Comparative immune responses following intragastric immunization with recombinant L. plantarum and L. lactis strains. (A) Anti-TTFC serum IgG titers. Individual sera were collected 10 days after priming (solid bars) and after the first boost (striped bars) or the second boost (cross-hatched bars) from groups of eight mice immunized either with buffer alone, with 10⁹ CFU of the control nonexpressing strain NCIMB8826/pTG2247 or MG1363/pTX, or with 10⁹ CFU of the TTFC-producing strain NCIMB8826/pMEC127, MD007/pMEC127, NZ3900/pMEC46, or PH3960/pMEC46. The bars indicate the mean ELISA IgG titer ± standard error of the mean for each group. (B) Serum anti-TTFC antibody IgG1, IgG2a, IgG2b, IgG3, and IgA titers after intragastric immunization (second boost) of mice with buffer (open bars) or with 10⁹ CFU of L. plantarum NCIMB8826/pTG2247 (horizontally striped bars), NCIMB8826/pMEC127 (solid bars), or MD007/pMEC127 (bars with arrowheads) or L. lactis MG1363/pTX (diagonally striped bars), NZ3900/pMEC46 (cross-hatched bars), or PH3960/pMEC46 (bars with diamonds).
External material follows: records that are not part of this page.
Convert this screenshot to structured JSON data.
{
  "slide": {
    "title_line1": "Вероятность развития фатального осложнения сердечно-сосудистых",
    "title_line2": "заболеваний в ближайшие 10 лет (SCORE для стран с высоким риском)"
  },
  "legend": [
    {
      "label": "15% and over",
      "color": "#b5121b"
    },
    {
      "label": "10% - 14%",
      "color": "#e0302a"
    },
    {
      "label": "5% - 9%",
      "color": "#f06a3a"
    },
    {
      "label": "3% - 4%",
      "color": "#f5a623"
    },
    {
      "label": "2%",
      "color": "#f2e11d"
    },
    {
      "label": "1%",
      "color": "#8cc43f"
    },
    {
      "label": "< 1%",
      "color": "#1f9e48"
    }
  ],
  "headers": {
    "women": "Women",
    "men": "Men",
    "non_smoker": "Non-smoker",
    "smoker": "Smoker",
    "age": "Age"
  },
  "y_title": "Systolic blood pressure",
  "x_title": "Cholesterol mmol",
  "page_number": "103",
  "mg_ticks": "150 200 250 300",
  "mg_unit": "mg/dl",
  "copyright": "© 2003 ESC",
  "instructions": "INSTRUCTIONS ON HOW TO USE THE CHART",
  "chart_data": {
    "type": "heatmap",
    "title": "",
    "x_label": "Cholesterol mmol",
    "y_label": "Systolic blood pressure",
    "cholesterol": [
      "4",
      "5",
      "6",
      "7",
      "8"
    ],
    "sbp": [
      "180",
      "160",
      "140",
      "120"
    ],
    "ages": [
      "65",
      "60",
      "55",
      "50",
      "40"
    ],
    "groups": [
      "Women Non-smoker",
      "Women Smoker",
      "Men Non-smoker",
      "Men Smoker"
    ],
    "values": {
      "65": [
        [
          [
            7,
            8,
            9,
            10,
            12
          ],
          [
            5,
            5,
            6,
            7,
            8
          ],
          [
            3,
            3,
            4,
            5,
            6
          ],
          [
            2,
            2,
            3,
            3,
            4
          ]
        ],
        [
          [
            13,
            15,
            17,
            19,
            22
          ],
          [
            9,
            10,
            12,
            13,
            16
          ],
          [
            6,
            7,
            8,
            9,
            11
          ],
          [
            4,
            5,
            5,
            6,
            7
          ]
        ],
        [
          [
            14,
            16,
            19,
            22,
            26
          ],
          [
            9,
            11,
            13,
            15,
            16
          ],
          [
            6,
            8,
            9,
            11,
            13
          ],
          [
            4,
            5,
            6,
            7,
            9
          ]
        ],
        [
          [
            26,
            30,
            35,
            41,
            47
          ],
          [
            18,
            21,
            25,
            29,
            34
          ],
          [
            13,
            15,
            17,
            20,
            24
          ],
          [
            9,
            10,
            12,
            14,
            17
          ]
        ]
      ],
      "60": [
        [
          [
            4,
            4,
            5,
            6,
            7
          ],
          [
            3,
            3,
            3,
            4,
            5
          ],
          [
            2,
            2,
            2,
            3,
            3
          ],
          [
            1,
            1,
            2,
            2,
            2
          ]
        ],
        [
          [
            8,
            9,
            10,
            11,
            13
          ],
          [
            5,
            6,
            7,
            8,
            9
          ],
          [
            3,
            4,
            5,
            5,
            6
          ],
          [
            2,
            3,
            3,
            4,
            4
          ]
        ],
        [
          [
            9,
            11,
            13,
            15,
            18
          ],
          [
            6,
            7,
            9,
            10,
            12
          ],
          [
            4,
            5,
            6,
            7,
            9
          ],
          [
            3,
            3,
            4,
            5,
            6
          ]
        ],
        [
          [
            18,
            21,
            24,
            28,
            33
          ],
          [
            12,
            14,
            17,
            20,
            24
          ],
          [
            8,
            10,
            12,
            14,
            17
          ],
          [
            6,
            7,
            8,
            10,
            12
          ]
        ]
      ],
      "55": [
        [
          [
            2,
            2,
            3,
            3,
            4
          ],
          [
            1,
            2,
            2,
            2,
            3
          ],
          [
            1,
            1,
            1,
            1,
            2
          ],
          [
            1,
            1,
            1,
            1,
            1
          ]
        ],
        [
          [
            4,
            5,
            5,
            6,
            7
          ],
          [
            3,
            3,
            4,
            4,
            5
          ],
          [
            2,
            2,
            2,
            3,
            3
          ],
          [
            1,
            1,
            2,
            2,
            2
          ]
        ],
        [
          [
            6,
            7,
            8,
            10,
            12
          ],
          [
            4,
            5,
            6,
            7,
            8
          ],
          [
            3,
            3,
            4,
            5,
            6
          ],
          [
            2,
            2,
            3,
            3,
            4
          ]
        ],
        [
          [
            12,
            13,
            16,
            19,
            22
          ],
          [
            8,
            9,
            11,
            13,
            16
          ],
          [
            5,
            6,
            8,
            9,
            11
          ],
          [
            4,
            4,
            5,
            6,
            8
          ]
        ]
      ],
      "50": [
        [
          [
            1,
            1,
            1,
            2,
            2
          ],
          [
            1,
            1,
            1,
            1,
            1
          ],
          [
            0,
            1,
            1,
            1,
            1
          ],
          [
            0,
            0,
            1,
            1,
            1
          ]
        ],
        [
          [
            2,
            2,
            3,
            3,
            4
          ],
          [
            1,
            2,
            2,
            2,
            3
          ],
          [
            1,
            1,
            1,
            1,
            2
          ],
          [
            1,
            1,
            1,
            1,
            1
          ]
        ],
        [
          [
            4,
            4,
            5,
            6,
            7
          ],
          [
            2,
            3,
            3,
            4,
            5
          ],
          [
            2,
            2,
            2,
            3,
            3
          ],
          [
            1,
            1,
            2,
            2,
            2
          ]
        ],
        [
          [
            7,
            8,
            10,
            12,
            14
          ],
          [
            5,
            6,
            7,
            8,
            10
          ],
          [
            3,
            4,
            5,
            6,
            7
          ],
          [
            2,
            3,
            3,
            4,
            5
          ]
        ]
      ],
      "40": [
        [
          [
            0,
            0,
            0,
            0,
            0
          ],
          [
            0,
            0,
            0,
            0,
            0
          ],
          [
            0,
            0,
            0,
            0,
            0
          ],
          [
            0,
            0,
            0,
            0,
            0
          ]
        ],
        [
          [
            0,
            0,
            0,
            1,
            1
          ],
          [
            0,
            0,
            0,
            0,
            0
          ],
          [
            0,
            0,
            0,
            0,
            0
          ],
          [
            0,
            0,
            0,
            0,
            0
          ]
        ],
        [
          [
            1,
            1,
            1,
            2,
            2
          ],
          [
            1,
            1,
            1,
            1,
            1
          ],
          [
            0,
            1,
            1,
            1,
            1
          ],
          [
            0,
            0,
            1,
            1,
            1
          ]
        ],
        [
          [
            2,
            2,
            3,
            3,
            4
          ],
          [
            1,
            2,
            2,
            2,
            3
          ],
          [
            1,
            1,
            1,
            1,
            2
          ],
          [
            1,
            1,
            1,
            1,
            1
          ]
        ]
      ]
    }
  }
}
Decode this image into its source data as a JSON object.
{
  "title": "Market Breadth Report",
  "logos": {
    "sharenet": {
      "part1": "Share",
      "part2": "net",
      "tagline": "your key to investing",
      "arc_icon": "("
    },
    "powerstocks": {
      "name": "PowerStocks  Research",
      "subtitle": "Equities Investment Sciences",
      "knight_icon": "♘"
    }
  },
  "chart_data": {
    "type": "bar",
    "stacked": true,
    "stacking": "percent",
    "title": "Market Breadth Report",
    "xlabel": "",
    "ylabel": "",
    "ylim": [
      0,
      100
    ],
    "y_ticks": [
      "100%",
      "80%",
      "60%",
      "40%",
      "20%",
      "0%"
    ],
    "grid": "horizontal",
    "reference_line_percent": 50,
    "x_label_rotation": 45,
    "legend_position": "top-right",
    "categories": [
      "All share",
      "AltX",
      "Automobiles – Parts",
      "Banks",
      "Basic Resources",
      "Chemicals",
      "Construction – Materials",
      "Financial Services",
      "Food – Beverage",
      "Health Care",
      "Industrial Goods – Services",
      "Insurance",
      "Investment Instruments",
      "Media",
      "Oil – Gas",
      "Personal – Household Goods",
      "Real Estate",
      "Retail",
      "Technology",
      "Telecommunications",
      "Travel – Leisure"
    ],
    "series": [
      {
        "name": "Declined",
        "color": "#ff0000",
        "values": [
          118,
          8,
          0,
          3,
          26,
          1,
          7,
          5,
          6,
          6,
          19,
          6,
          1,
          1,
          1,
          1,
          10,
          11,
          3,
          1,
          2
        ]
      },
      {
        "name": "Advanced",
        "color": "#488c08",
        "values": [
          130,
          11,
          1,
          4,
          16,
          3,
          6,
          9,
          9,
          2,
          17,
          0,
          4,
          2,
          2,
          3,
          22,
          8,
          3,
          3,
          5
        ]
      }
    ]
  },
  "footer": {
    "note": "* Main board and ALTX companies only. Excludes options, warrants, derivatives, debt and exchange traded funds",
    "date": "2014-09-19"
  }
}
The isotypic response was analyzed by using pooled sera of each group collected after the last boost.

FIG. 5.

Anti-TTFC serum IgG titers following intravaginal immunization with recombinant L. plantarum NCIMB8826 and L. lactis MG1363 strains. Individual sera were collected 10 days after priming (solid bars) and after the first boost (striped bars) and the second boost (cross-hatched bars) from groups of eight mice immunized with buffer alone, with 10⁹ CFU of the control nonexpressing strain NCIMB8826/pTG2247 or MG1363/pTX, or with 10⁹ CFU of the TTFC-producing strain NCIMB8826/pMEC127, MD007/pMEC127, NZ3900/pMEC46, or PH3960/pMEC46. The bars indicate the mean ELISA IgG titer ± standard error of the mean for each group.